Rabies is a serious and potentially deadly viral infection that is transmitted to humans through the saliva of an infected mammal, usually via an animal bite. The risk of contracting rabies increases with extended travel and the likelihood of contact with animals. Dogs and other canines as well as bats are most commonly associated with transmitting the rabies virus, but other culprits include cats, monkeys and racoons. Depending on your South American destination, the length of your trip and the activities you plan on including, a rabies vaccination may be recommended to you. If you plan to work on a farm for example, or work with animals in some other way, then you certainly may wish to consider this vaccination for South America. Plan ahead for this as the vaccination actually involves a series of three injections over a four week period.
So before you embark on your travels, see your doctor or visit a travel clinic to discuss and plan the vaccinations for South America that you may need to consider. Check out these websites as well for some further information:
Although there is no vaccination against malaria, this mosquito-borne disease is prevalent in South America, especially in the tropical regions. So if you are heading into the Amazon for example, then you need to take a few precautions. The best way to avoid malaria is to avoid being bitten by a mosquito. Wear long sleeved shirts and long trousers, especially at those times of the day when the mosquitos are most prevalent. Use insect repellent and consider taking prophylactic medication – your doctor or your travel clinic will be able to give advice and make recommendations to you.
Hydration is of great importance in high altitudes. Photo credit: Shutterstock.

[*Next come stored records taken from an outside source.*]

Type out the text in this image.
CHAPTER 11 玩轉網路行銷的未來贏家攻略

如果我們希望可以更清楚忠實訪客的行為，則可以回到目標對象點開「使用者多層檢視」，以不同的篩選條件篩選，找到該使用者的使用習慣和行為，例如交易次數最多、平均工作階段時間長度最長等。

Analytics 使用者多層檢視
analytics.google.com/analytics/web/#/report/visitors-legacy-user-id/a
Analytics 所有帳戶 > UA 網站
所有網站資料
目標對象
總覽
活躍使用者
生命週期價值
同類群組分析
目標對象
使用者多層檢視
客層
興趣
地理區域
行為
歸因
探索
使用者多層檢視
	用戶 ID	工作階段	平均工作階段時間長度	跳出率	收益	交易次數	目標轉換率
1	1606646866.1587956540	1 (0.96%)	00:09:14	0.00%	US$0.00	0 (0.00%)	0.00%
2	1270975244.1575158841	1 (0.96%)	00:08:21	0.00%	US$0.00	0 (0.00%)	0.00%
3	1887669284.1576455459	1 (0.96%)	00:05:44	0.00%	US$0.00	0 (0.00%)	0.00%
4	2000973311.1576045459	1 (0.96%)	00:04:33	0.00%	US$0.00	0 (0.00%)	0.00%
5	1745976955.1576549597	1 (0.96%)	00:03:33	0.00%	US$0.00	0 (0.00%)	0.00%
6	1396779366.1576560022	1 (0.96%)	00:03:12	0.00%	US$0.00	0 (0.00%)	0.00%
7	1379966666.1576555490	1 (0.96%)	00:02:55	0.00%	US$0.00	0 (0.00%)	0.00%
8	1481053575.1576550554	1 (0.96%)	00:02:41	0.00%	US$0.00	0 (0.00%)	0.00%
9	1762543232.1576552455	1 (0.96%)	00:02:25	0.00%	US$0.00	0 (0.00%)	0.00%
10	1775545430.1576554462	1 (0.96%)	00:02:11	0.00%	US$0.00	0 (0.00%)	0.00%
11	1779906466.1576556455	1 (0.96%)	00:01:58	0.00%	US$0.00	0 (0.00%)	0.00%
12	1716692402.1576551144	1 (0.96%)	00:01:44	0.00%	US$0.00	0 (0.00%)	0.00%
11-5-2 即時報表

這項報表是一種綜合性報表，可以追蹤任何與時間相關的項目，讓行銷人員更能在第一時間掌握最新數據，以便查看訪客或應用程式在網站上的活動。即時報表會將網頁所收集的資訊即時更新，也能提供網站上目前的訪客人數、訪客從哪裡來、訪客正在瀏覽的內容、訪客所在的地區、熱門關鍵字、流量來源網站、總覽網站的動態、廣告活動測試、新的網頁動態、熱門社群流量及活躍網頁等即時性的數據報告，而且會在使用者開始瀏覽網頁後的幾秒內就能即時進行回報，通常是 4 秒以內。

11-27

Altitude sickness or Acute Mountain Sickness (AMS) is another risk you need to be aware of when travelling through South America, in particular at altitudes above 2,000m, but again there is no vaccination against this. The only way to avoid altitude sickness is to ascend gradually to higher altitudes allowing time to acclimatise. Avoid alcohol and drink plenty of water.
Staying healthy whilst travelling involves understanding the health risks in your chosen destination (or destinations) and being aware of how to avoid or minimise the risks. This may include being protected through vaccinations for South America, using specific medicines to avoid disease and ensuring that you eat and drink carefully. In many countries it is not safe to drink the tap water and it is often best to avoid eating fruit and vegetables that cannot be peeled, unless you are sure they have been washed or cooked in safe, clean water.
The information above was correct as of November 2018, but vaccination requirements and regulations can sometimes change, so it is always advisable to check with your doctor or a travel clinic prior to your travels.